All I knew about it was it was a game featuring train driving. Deciding to explore further, I imported Densha de Go! Pocket: Osaka Kanjousen Hen on PSP from Japan around three years ago to see for myself what the game was about. Since then, I've become something of a Densha de Go! nerd...and I'm not even vaguely interested in trains!
The common misconception is that Densha de Go! is a strict train driving simulation. In actual fact, it's more of an arcade game with simulation aspects.
Basically, the aim of the game is to get passengers to their destination on time. When you are driving, you must obey speed limits and ensure the passengers are safe and happy.
As you journey along the route, marker points are set out. These require you either reach a certain speed or pass the marker point at a certain time on the clock.
When you approach a station, you must bring the train to a gradual and gentle stop within a set zone. Failure to do so will anger passengers and you'll be docked points for sloppy driving. At the end of the route you are given a score and graded, and the aim is to get a gold star rating.
Not only does the series feature different trains, the game also takes place at various times of the day and night. Densha de Go! also features weather conditions such as rain and snow, which affects how quickly you can stop the train.
Densha de Go! has been released on various platforms, including the Game Boy Colour, Dreamcast, PlayStation 2 and even in Japanese arcades. However, it has never - as far as I'm aware - been released in the West.
Densha de Go! Final on PS2 - in my mind the best version of the series - introduced a new scoring mechanism where you would accumulate ‘chains’ depending on how well you had driven the train. Final also features the most comprehensive amount of routes and really is the definitive version of the series.

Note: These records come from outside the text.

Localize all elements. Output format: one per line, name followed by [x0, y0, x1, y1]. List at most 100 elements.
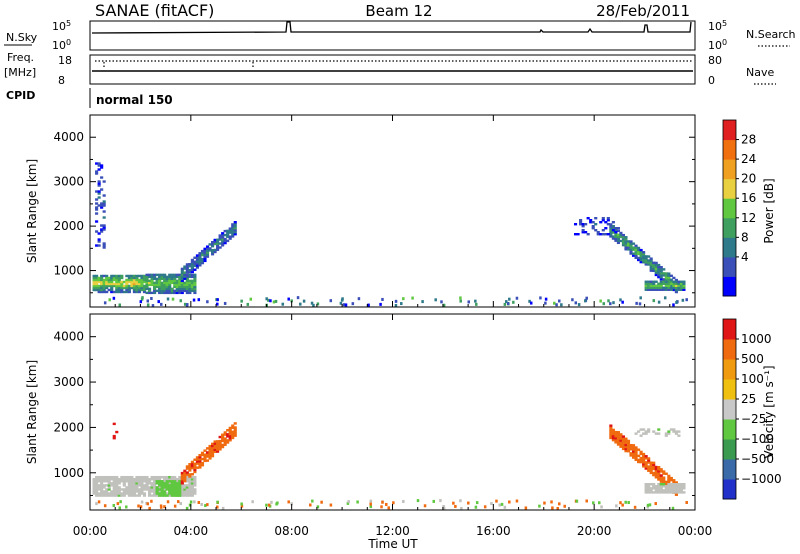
velocity-cell: [115, 494, 119, 497]
velocity-cell: [97, 480, 101, 483]
velocity-cell: [185, 480, 189, 483]
power-cell: [226, 235, 230, 239]
velocity-cell: [100, 488, 104, 491]
velocity-cell: [170, 475, 174, 479]
velocity-cell: [654, 502, 657, 506]
velocity-cell: [112, 482, 116, 485]
velocity-cell: [221, 506, 225, 510]
power-cell: [157, 300, 160, 304]
velocity-cell: [155, 492, 159, 495]
y-tick-label: 2000: [53, 420, 84, 434]
power-cell: [115, 284, 119, 288]
velocity-cell: [110, 490, 114, 493]
freq-tick-bottom: 8: [58, 74, 65, 87]
power-cell: [589, 221, 593, 224]
velocity-cell: [175, 492, 179, 495]
power-cell: [140, 280, 144, 284]
velocity-cell: [649, 471, 653, 475]
power-cell: [190, 273, 194, 277]
velocity-cell: [685, 500, 688, 504]
velocity-cell: [495, 499, 498, 503]
velocity-cell: [654, 491, 658, 494]
velocity-cell: [223, 439, 227, 442]
power-cell: [612, 301, 615, 305]
velocity-cell: [231, 434, 235, 438]
velocity-cell: [320, 500, 323, 504]
power-cell: [203, 257, 207, 261]
power-cell: [137, 288, 142, 292]
velocity-cell: [508, 500, 511, 504]
power-cell: [581, 229, 585, 232]
power-cell: [193, 262, 197, 265]
velocity-cell: [667, 487, 671, 490]
velocity-cell: [145, 484, 149, 487]
power-cell: [117, 278, 121, 282]
velocity-colorbar-tick-label: 25: [741, 392, 756, 406]
velocity-cell: [614, 437, 618, 440]
power-cell: [153, 291, 157, 295]
power-cell: [117, 280, 121, 284]
power-cell: [639, 256, 643, 260]
velocity-cell: [664, 482, 668, 486]
velocity-cell: [652, 491, 656, 494]
velocity-cell: [682, 487, 686, 490]
velocity-cell: [657, 487, 661, 490]
power-cell: [216, 244, 220, 247]
power-cell: [163, 289, 167, 293]
velocity-cell: [223, 431, 227, 434]
power-cell: [228, 231, 232, 234]
power-cell: [168, 281, 172, 285]
velocity-cell: [147, 478, 152, 481]
velocity-cell: [158, 486, 162, 489]
velocity-cell: [231, 430, 235, 434]
power-cell: [185, 287, 189, 291]
power-cell: [621, 241, 626, 245]
power-cell: [95, 172, 99, 175]
velocity-cell: [667, 483, 671, 486]
power-cell: [591, 225, 595, 228]
velocity-cell: [190, 480, 194, 483]
power-cell: [102, 286, 106, 290]
velocity-cell: [642, 459, 646, 462]
velocity-cell: [672, 483, 676, 486]
velocity-cell: [168, 488, 172, 491]
power-cell: [667, 282, 671, 285]
power-cell: [647, 261, 651, 264]
power-cell: [102, 280, 106, 284]
power-cell: [102, 202, 106, 205]
power-cell: [190, 283, 194, 287]
power-cell: [110, 278, 114, 282]
power-cell: [629, 248, 633, 251]
power-cell: [180, 273, 184, 277]
velocity-cell: [163, 475, 167, 479]
power-cell: [205, 245, 210, 248]
power-cell: [274, 299, 278, 303]
velocity-cell: [677, 483, 681, 486]
velocity-cell: [105, 475, 109, 479]
velocity-cell: [145, 482, 149, 485]
power-cell: [117, 286, 121, 290]
velocity-cell: [611, 434, 615, 438]
y-tick-label: 4000: [53, 130, 84, 144]
power-cell: [619, 233, 623, 237]
power-cell: [97, 162, 101, 165]
velocity-cell: [163, 486, 167, 489]
power-cell: [667, 286, 671, 289]
velocity-cell: [188, 463, 192, 466]
velocity-cell: [659, 478, 663, 481]
nave-tick-top: 80: [708, 54, 722, 67]
power-cell: [221, 236, 225, 239]
velocity-cell: [107, 475, 111, 479]
velocity-cell: [208, 448, 212, 452]
power-cell: [135, 286, 139, 290]
velocity-cell: [213, 440, 217, 443]
velocity-cell: [674, 481, 678, 484]
velocity-cell: [178, 475, 182, 479]
power-cell: [137, 282, 142, 286]
power-cell: [100, 274, 104, 278]
x-tick-label: 12:00: [375, 524, 410, 538]
velocity-cell: [183, 479, 187, 483]
power-cell: [200, 251, 205, 255]
power-cell: [574, 301, 578, 305]
power-cell: [117, 288, 121, 292]
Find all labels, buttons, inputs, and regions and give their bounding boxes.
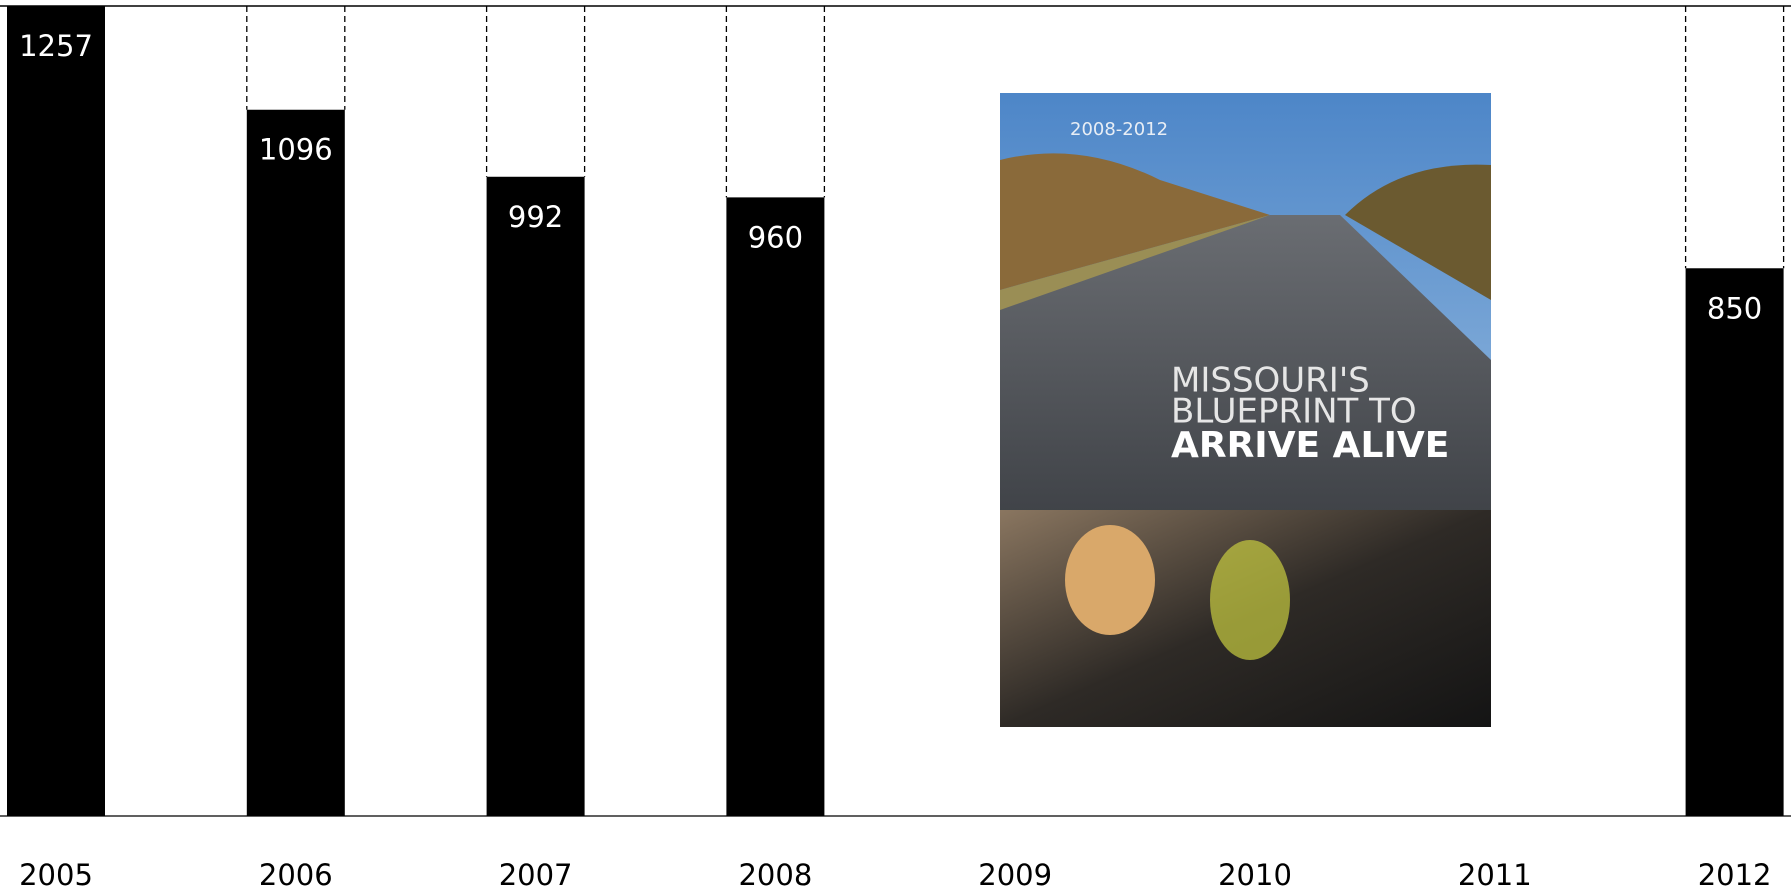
x-tick-label: 2008: [738, 858, 812, 892]
cover-title-line: ARRIVE ALIVE: [1171, 425, 1449, 466]
bar: [1686, 268, 1784, 816]
chart: 2008-2012 MISSOURI'S BLUEPRINT TO ARRIVE…: [0, 0, 1791, 896]
x-tick-label: 2005: [19, 858, 93, 892]
x-tick-label: 2009: [978, 858, 1052, 892]
page: 2008-2012 MISSOURI'S BLUEPRINT TO ARRIVE…: [0, 0, 1791, 896]
cover-years: 2008-2012: [1070, 119, 1168, 140]
cover-image: 2008-2012 MISSOURI'S BLUEPRINT TO ARRIVE…: [1000, 93, 1491, 727]
value-label: 850: [1707, 291, 1762, 325]
x-tick-label: 2011: [1458, 858, 1532, 892]
cover-officer: [1210, 540, 1290, 660]
value-label: 1257: [19, 29, 93, 63]
cover-figure: [1065, 525, 1155, 635]
bar: [726, 197, 824, 816]
value-label: 1096: [259, 133, 333, 167]
x-tick-label: 2007: [499, 858, 573, 892]
x-tick-label: 2012: [1698, 858, 1772, 892]
x-tick-label: 2006: [259, 858, 333, 892]
bar: [247, 110, 345, 816]
x-tick-label: 2010: [1218, 858, 1292, 892]
value-label: 992: [508, 200, 563, 234]
bar: [7, 6, 105, 816]
value-label: 960: [748, 220, 803, 254]
bar: [487, 177, 585, 816]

Despite the fact the graphics are looking slightly dated, driving at dusk in the rain is very atmospheric and some of the lighting effects are very nice, too.
The other version I have on PS2 is Densha de Go! Shinkansen, which gives you control over the famous Japanese bullet train. Unfortunately, due to the high speed and space between stations, it can get a little boring - although you can unlock pictures of Japanese landmarks, sweets and what Japanese train drivers eat for their lunch!
When the PS3 launched in Japan, one of the first games you could get was Railfan. It uses Blu-Ray footage of actual train lines in Japan and Chicago. While it's fun, it doesn't really capture the charm of Final on PS2. In fact, I haven't played it recently, so I should really dust my copy off and take another tour around Chicago.
Densha de Go! is definitely something of an acquired taste, but it's pretty straightforward to play, and the language barrier shouldn't throw up many problems. It's great fun, strangely compelling, and has become one of my favourite series from the Far East.
For people interested in importing, the Densha de Go! Pocket series on PSP is the best place to start. As the PSP is region free, it's probably the most accesible way for Western gamers to experience the series.